There can be only confusion and danger in continuing to embellish the superstructure when the foundation has been destroyed.

1John C. Whitcomb, Jr., and Henry M. Morris: THE GENESIS FLOOD (Nutley, N. J., Presbyterian and Re
formed Pobi. Co.) 1961, 518 pp. 14th printing (paper back), 1969.
2J. R. van de Fliert: "Fundamentalism and the Fundamentals of Geology," Journal of the American Scientific
Affiliation
, Vol. 21, September 1969.
3"Science Versus Scientism in Historical Geology," Quarterly of the Creation Research Society, Vol. 2, October 1965. 
4"Sedimentation and the Fossil Record: A Study in Hydraulic Engineering," Quarterly of the Creation Research Society. Vol. 2, December 1967.
5Charles C. Clough: A Calm Appraisal of  THE GENESIS FLOOD. Th. M. Thesis, Dallas Theological Seminary, May 1968, 196 pp. This study is summarized in the Creation Research Quarterly for September 1969. 
6van der Fliert, op. cit., p. 80.

Henry M. Morris Professor of Hydraulic Engineering, Virginia Polytechnic Institute, Blacksburg, Virginia 24060



I have been a pastor for more than forty years.
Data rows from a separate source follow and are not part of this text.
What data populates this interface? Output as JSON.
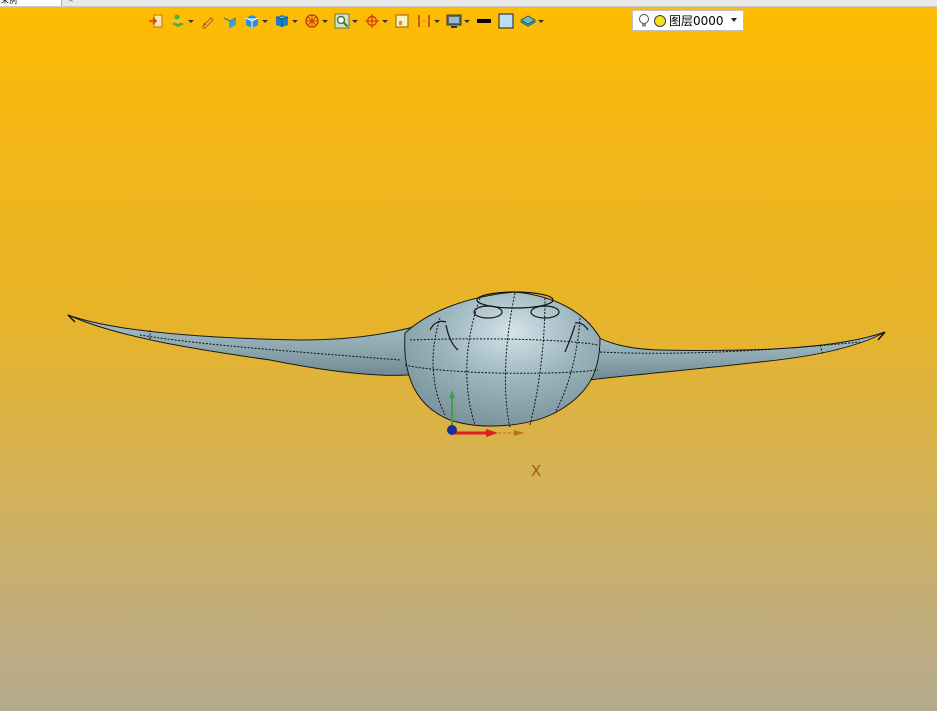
{
  "tab": {
    "title": "未例",
    "close": "×"
  },
  "toolbar": {
    "items": [
      {
        "icon": "import-icon",
        "dropdown": false
      },
      {
        "icon": "layers-stack-icon",
        "dropdown": true
      },
      {
        "icon": "pencil-icon",
        "dropdown": false
      },
      {
        "icon": "solid-box-icon",
        "dropdown": false
      },
      {
        "icon": "cube-view-icon",
        "dropdown": true
      },
      {
        "icon": "cube-render-icon",
        "dropdown": true
      },
      {
        "icon": "wheel-icon",
        "dropdown": true
      },
      {
        "icon": "zoom-fit-icon",
        "dropdown": true
      },
      {
        "icon": "snap-point-icon",
        "dropdown": true
      },
      {
        "icon": "frame-icon",
        "dropdown": false
      },
      {
        "icon": "dimension-icon",
        "dropdown": true
      },
      {
        "icon": "display-monitor-icon",
        "dropdown": true
      },
      {
        "icon": "line-weight-icon",
        "dropdown": false
      },
      {
        "icon": "color-square-icon",
        "dropdown": false
      },
      {
        "icon": "layer-style-icon",
        "dropdown": true
      }
    ],
    "layer_value": "图层0000"
  },
  "viewport": {
    "axis_x_label": "X",
    "background_top": "#ffbc00",
    "background_bottom": "#b4aa90",
    "model_color": "#8ea8b0"
  }
}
During that time nothing has grieved my heart more than to see a young man start out with great promise and later end up a shipwreck.
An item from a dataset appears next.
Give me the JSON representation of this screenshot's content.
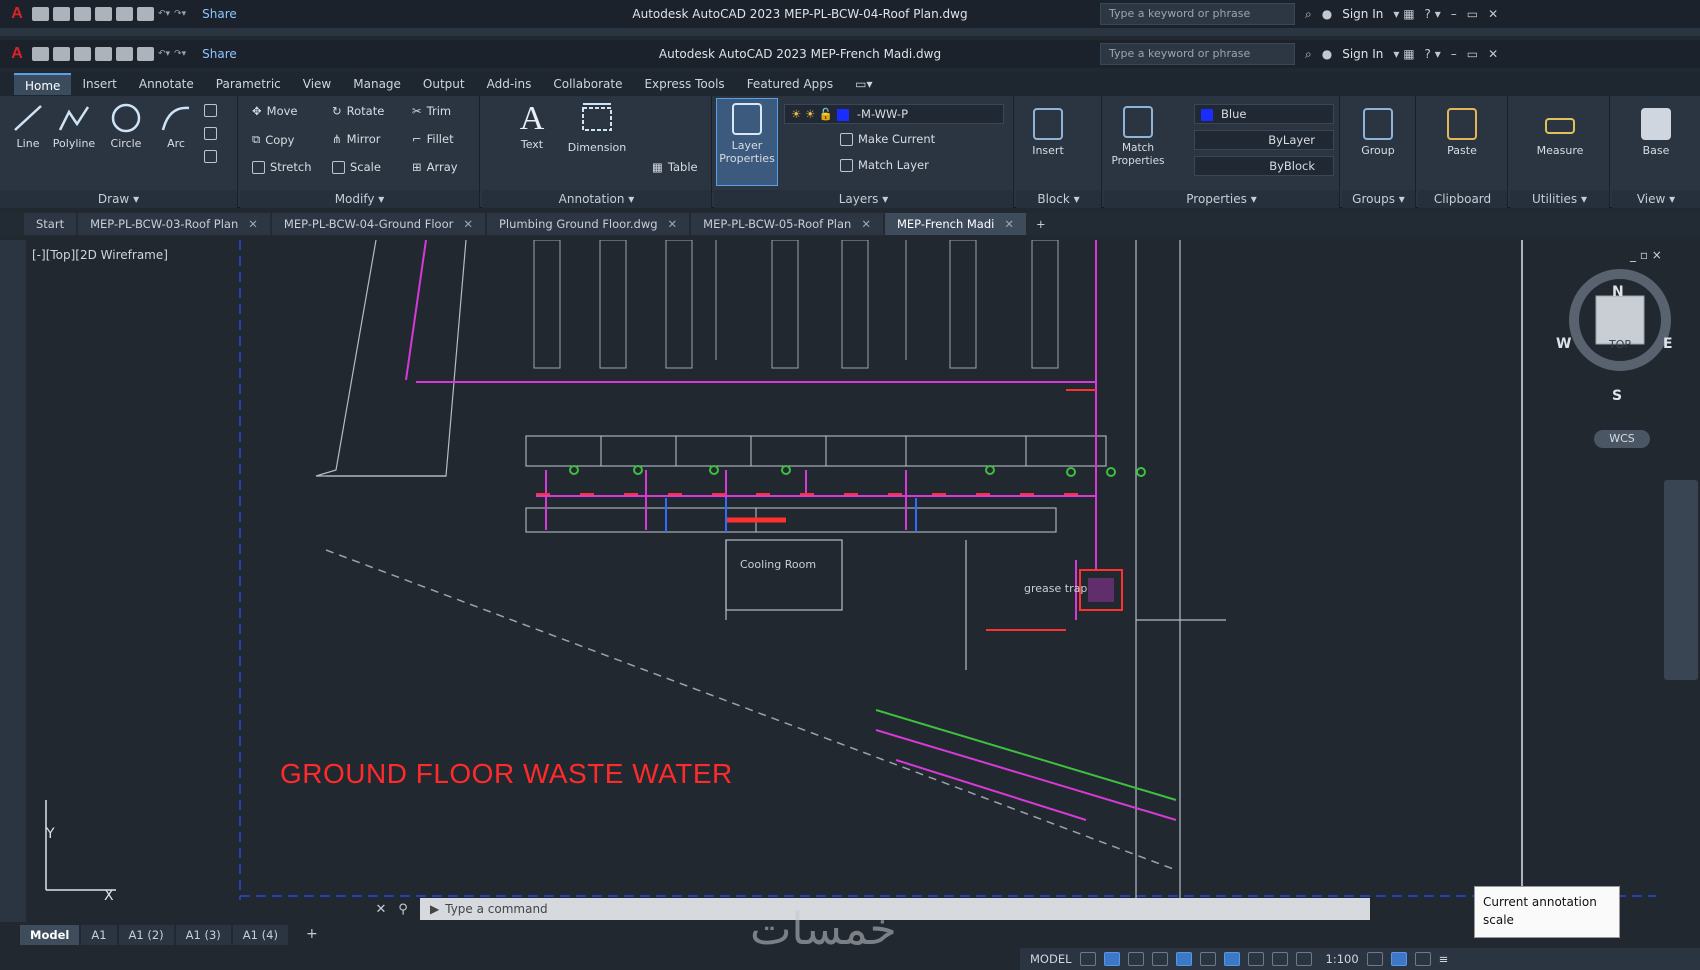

I have enjoyed the privilege of being an Associate Member of A.S.A. during most of its history. At the beginning it promised to do what I and many others had prayed for a long time, namely, to bridge the widening gap between science and the Bible. For some years you did well, But the past few years there has been a gradual drifting. To me you reached the ridiculous in the recent article, "The Three Storied Universe."
Now you come forward with the article, "Fundamentalism and Fundamentals of Geology," by van de Fliert. All of his arguments are what you find in the average book on the subject. Mostly he vented his spleen on Morris and Whitcomb along with all the rest of us who still believe in the Bible as offering reliable historical facts as well as promises.
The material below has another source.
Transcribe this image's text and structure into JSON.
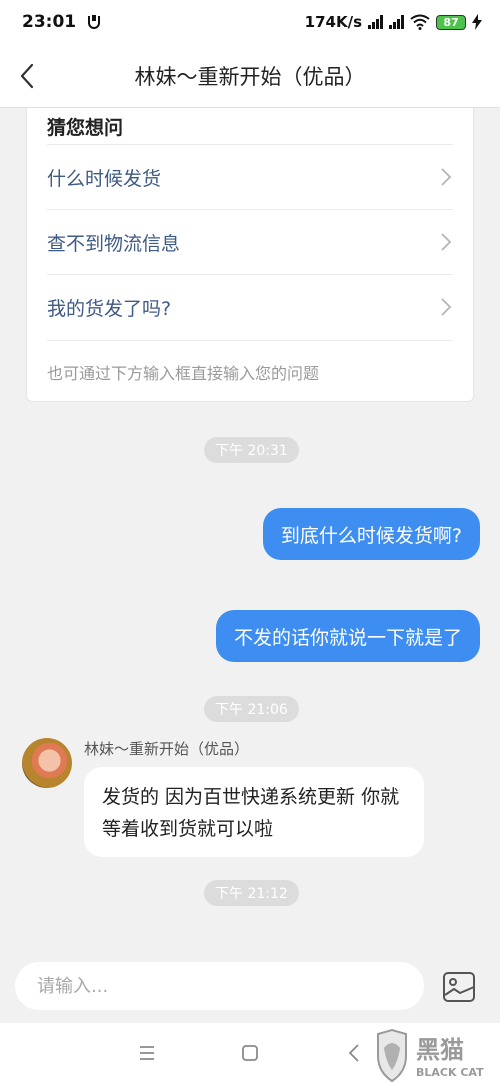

It is this kind of dividing reason (or futile effort) from faith that is causing most of the tragedy of our day. Of course, van de Fliert shows an abiding faith in his assumptions, his limited experiments, and conclusions. This is placing a Mighty faith in human reason and judgment. No wonder he shunts his faith in God and his word out into some mystical realm where reason can ask no questions nor expect any answer.

In my judgment this is a perfect example of the Escape from Reason (Journal ASA, 21, 54 (1969) )
that Francis Schaeffer recently wrote so well about. This is a true picture of modem man-and a professed Evangelical Christian not only lends aid but defends it.

J. Vernon Wheeless
Pastor, Rice Temple Baptist Church Houston, Texas 77025


J. R. van de Fliert faults Morris and Whitcomb (The Genesis Flood) for dogmatism. It is true that they might have presented their case in a less judgmental way. However, van de Fliert then proceeds to be just as dogmatic for the historical geology approach, allowing no possibility that Morris and Whitcomb might be correct. This is strange, when in the same article he is able to speak of the "poor state of our scientific knowledge today . . which will change tomorrow!" (p. 69) One then reads with wonder such statements as:

...this idea ... was soon to be shown false by evidence accumulated as the science of geology began to grow" (p. 70).
"There is no doubt about the answer in the present state of our knowledge... (p. 73).
"This basis makes it possible indeed to say that the broad lines of present-day historical geology are correct, and are to be accepted as a well established fact" (p. 80).

Van de Fliert may be correct, but the very fact that there are scientists (including geologists) today who
hold such a view, should call for a little more caution. Morris is faulted because he is not a geologist; it is true, this is not his main field. However, he is trained in geology, and he is so listed in the American Scientific Affiliation Directory.

Criticism, yes. Solid, first-hand research, yes. But dogmatism and stone-throwing, from either side, no. That will get none of us anywhere. Nor does it seem to me to he in the best Christian spirit.